Question

Unpolarized light passes through a vertical polarizing filter, emerging with an intensity I0. The light then passes through a horizontal filter, which blocks all of the light; the intensity transmitted through the pair of filters is zero. Suppose a third polarizer with axis 45 ∘ from vertical is inserted between the first two. What is the transmitted intensity now?

Answer 1

To solve this problem it is necessary to apply the concepts related to Malus' law. Malus' law indicates that the intensity of a linearly polarized ray of light that passes through a perfect analyzer with a vertical optical axis is equivalent to:

$I = I_0 cos^2(\theta)$

$I_0 =$ Indicates the intensity of the light before passing through the Polarizer,

I = The resulting intensity, and

$\theta$ = Indicates the angle between the axis of the analyzer and the polarization axis of the incident light.

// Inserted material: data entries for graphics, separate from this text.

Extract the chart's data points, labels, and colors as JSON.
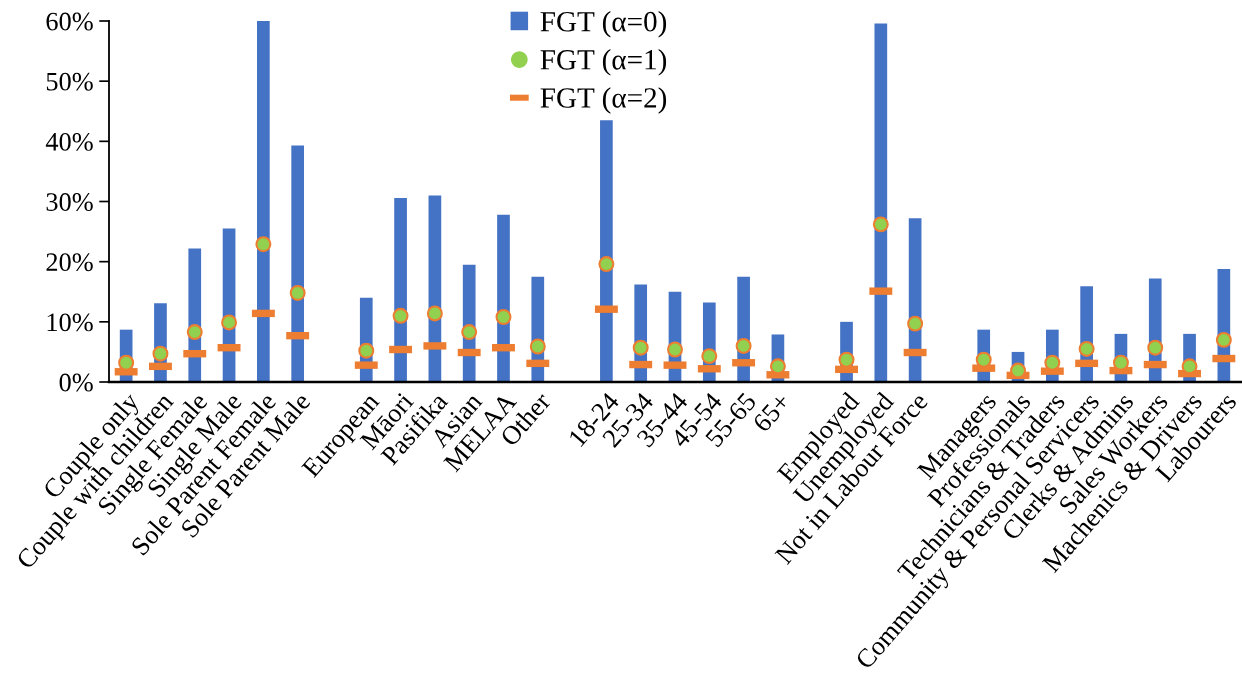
{
  "chart_data": {
    "type": "bar",
    "categories": [
      "Couple only",
      "Couple with children",
      "Single Female",
      "Single Male",
      "Sole Parent Female",
      "Sole Parent Male",
      null,
      "European",
      "Māori",
      "Pasifika",
      "Asian",
      "MELAA",
      "Other",
      null,
      "18-24",
      "25-34",
      "35-44",
      "45-54",
      "55-65",
      "65+",
      null,
      "Employed",
      "Unemployed",
      "Not in Labour Force",
      null,
      "Managers",
      "Professionals",
      "Technicians & Traders",
      "Community & Personal Servicers",
      "Clerks & Admins",
      "Sales Workers",
      "Machenics & Drivers",
      "Labourers"
    ],
    "series": [
      {
        "name": "FGT (α=0)",
        "color": "#4472c4",
        "values": [
          8.7,
          13.1,
          22.2,
          25.5,
          60.0,
          39.3,
          null,
          14.0,
          30.6,
          31.0,
          19.5,
          27.8,
          17.5,
          null,
          43.5,
          16.2,
          15.0,
          13.2,
          17.5,
          7.9,
          null,
          10.0,
          59.6,
          27.2,
          null,
          8.7,
          5.0,
          8.7,
          15.9,
          8.0,
          17.2,
          8.0,
          18.8
        ]
      },
      {
        "name": "FGT (α=1)",
        "type": "scatter",
        "marker": "circle",
        "color": "#92d050",
        "values": [
          3.2,
          4.7,
          8.3,
          9.9,
          22.9,
          14.8,
          null,
          5.2,
          11.0,
          11.4,
          8.3,
          10.8,
          5.9,
          null,
          19.6,
          5.7,
          5.4,
          4.3,
          6.0,
          2.6,
          null,
          3.7,
          26.2,
          9.7,
          null,
          3.7,
          1.9,
          3.2,
          5.5,
          3.2,
          5.7,
          2.6,
          7.0
        ]
      },
      {
        "name": "FGT (α=2)",
        "type": "scatter",
        "color": "#ed7d31",
        "values": [
          1.7,
          2.6,
          4.7,
          5.7,
          11.4,
          7.7,
          null,
          2.8,
          5.4,
          6.0,
          4.9,
          5.7,
          3.1,
          null,
          12.1,
          2.9,
          2.8,
          2.2,
          3.2,
          1.2,
          null,
          2.1,
          15.1,
          4.9,
          null,
          2.3,
          1.1,
          1.8,
          3.1,
          1.9,
          2.9,
          1.4,
          3.9
        ]
      }
    ],
    "ylim": [
      0,
      60
    ],
    "yticks": [
      {
        "value": 0,
        "label": "0%"
      },
      {
        "value": 10,
        "label": "10%"
      },
      {
        "value": 20,
        "label": "20%"
      },
      {
        "value": 30,
        "label": "30%"
      },
      {
        "value": 40,
        "label": "40%"
      },
      {
        "value": 50,
        "label": "50%"
      },
      {
        "value": 60,
        "label": "60%"
      }
    ],
    "legend": "top"
  }
}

There is 3 polarizer, then

For the exit of the first polarizer we have that the intensity is,

$I_2 = I_0cos^2(45)$

For the third polarizer then we have,

$I_3 = I_2 cos^{2}(45)$

Replacing with the first equation,

$I_3 = I_0cos^2(45)cos^{2}(45)$

$I_3 = I_0 (\frac{1}{2})(\frac{1}{2})$

$I_3 = I_0 \frac{1}{4}$

Therefore the transmitted intensity now is $\frac{1}{4}$ of the initial intensity.